Today’s Special: 20 Leading Chefs Choose 100 Emerging Chefs
Published February 2021
Following a long-standing tradition at Phaidon of collaborative, forward- looking survey books, where experts point readers in the direction of new talent, this spring, Phaidon’s editors present a volume that looks to the future of the world’s leading chefs. Twenty iconic chefs were asked one simple question, who are the new rising stars in the culinary world.
The resulting book, Today’s Special, presents 100 up-and-coming chefs and their recipes, from all over the world. The book tells their stories and how they have taken very different journeys to becoming the next wave of culinary leaders. There are chefs with exclusive tasting menus, chefs with local bistros, and even some whose pop-ups or dinner series have caught the attention. Readers are invited to discover a huge variety of food, dishes and personalities spotlighted in today’s global food world from Tomos Parry of Brat in London to Danielle Alvarez of Fred’s in Sydney.

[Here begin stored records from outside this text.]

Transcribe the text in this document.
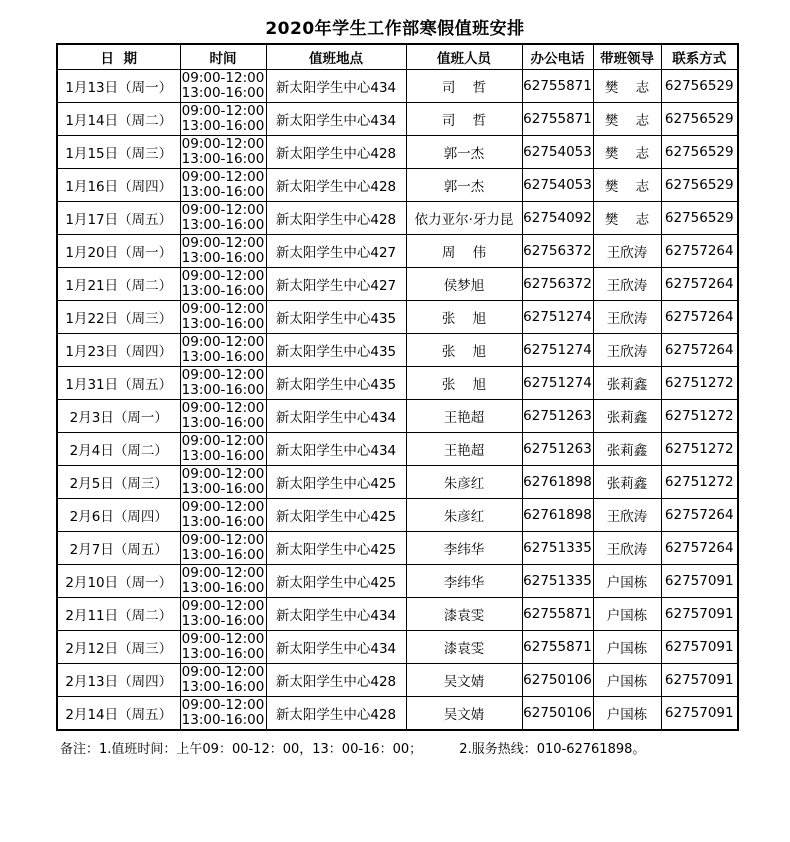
2020年学生工作部寒假值班安排
日  期	时间	值班地点	值班人员	办公电话	带班领导	联系方式
1月13日（周一）	09:00-12:00
13:00-16:00	新太阳学生中心434	司    哲	62755871	樊    志	62756529
1月14日（周二）	09:00-12:00
13:00-16:00	新太阳学生中心434	司    哲	62755871	樊    志	62756529
1月15日（周三）	09:00-12:00
13:00-16:00	新太阳学生中心428	郭一杰	62754053	樊    志	62756529
1月16日（周四）	09:00-12:00
13:00-16:00	新太阳学生中心428	郭一杰	62754053	樊    志	62756529
1月17日（周五）	09:00-12:00
13:00-16:00	新太阳学生中心428	依力亚尔·牙力昆	62754092	樊    志	62756529
1月20日（周一）	09:00-12:00
13:00-16:00	新太阳学生中心427	周    伟	62756372	王欣涛	62757264
1月21日（周二）	09:00-12:00
13:00-16:00	新太阳学生中心427	侯梦旭	62756372	王欣涛	62757264
1月22日（周三）	09:00-12:00
13:00-16:00	新太阳学生中心435	张    旭	62751274	王欣涛	62757264
1月23日（周四）	09:00-12:00
13:00-16:00	新太阳学生中心435	张    旭	62751274	王欣涛	62757264
1月31日（周五）	09:00-12:00
13:00-16:00	新太阳学生中心435	张    旭	62751274	张莉鑫	62751272
2月3日（周一）	09:00-12:00
13:00-16:00	新太阳学生中心434	王艳超	62751263	张莉鑫	62751272
2月4日（周二）	09:00-12:00
13:00-16:00	新太阳学生中心434	王艳超	62751263	张莉鑫	62751272
2月5日（周三）	09:00-12:00
13:00-16:00	新太阳学生中心425	朱彦红	62761898	张莉鑫	62751272
2月6日（周四）	09:00-12:00
13:00-16:00	新太阳学生中心425	朱彦红	62761898	王欣涛	62757264
2月7日（周五）	09:00-12:00
13:00-16:00	新太阳学生中心425	李纬华	62751335	王欣涛	62757264
2月10日（周一）	09:00-12:00
13:00-16:00	新太阳学生中心425	李纬华	62751335	户国栋	62757091
2月11日（周二）	09:00-12:00
13:00-16:00	新太阳学生中心434	漆袁雯	62755871	户国栋	62757091
2月12日（周三）	09:00-12:00
13:00-16:00	新太阳学生中心434	漆袁雯	62755871	户国栋	62757091
2月13日（周四）	09:00-12:00
13:00-16:00	新太阳学生中心428	吴文婧	62750106	户国栋	62757091
2月14日（周五）	09:00-12:00
13:00-16:00	新太阳学生中心428	吴文婧	62750106	户国栋	62757091
备注：1.值班时间：上午09：00-12：00，13：00-16：00；         2.服务热线：010-62761898。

Nominated chefs are listed in the book in alphabetical order, with an original commissioned essay about them and the name of the leading chef who nominated them, followed by a menu, recipes and photography of their dishes and restaurants. A detailed exploration, the book spans 440 pages and features over 300 recipes.

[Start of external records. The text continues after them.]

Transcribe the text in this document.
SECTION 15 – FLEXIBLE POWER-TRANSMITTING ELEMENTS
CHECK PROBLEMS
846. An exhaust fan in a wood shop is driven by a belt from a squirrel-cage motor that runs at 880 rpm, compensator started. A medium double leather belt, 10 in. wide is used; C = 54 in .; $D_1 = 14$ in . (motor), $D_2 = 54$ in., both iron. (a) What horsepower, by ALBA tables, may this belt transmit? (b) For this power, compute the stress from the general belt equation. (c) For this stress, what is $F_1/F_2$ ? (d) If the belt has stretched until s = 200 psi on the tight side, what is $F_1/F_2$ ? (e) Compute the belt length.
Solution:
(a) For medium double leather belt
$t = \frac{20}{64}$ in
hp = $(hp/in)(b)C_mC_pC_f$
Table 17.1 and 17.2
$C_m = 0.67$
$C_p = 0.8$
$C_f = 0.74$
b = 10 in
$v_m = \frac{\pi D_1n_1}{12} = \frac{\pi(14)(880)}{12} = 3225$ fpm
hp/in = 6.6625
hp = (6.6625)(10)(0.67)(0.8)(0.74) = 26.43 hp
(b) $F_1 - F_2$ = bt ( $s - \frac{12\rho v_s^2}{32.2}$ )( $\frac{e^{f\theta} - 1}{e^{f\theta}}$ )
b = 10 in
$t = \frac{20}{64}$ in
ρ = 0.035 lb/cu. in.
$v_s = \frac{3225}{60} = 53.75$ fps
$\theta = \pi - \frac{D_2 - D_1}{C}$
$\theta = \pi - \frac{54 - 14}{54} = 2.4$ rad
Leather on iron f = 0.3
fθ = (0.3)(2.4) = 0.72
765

This book came together before our world changed. The restaurant industry has been hit very hard, and now these pages contain an extraordinary source of hope in the innovative and determined spirit of those sustaining our culinary future. At a time when travels and visits
to restaurants even the closest ones, are restricted, Today’s Specialprovides a way to keep up-to-date with the culinary world and provide inspiration for travels to food destinations to visit when we can. For everyone now cooking from home, the book brings together a range of visionary recipes from the most talented creatives from all over the world.Today’s Special shines a spotlight and pay tribute to the dynamic 100 chefs doing incredible work and shaping the future of food.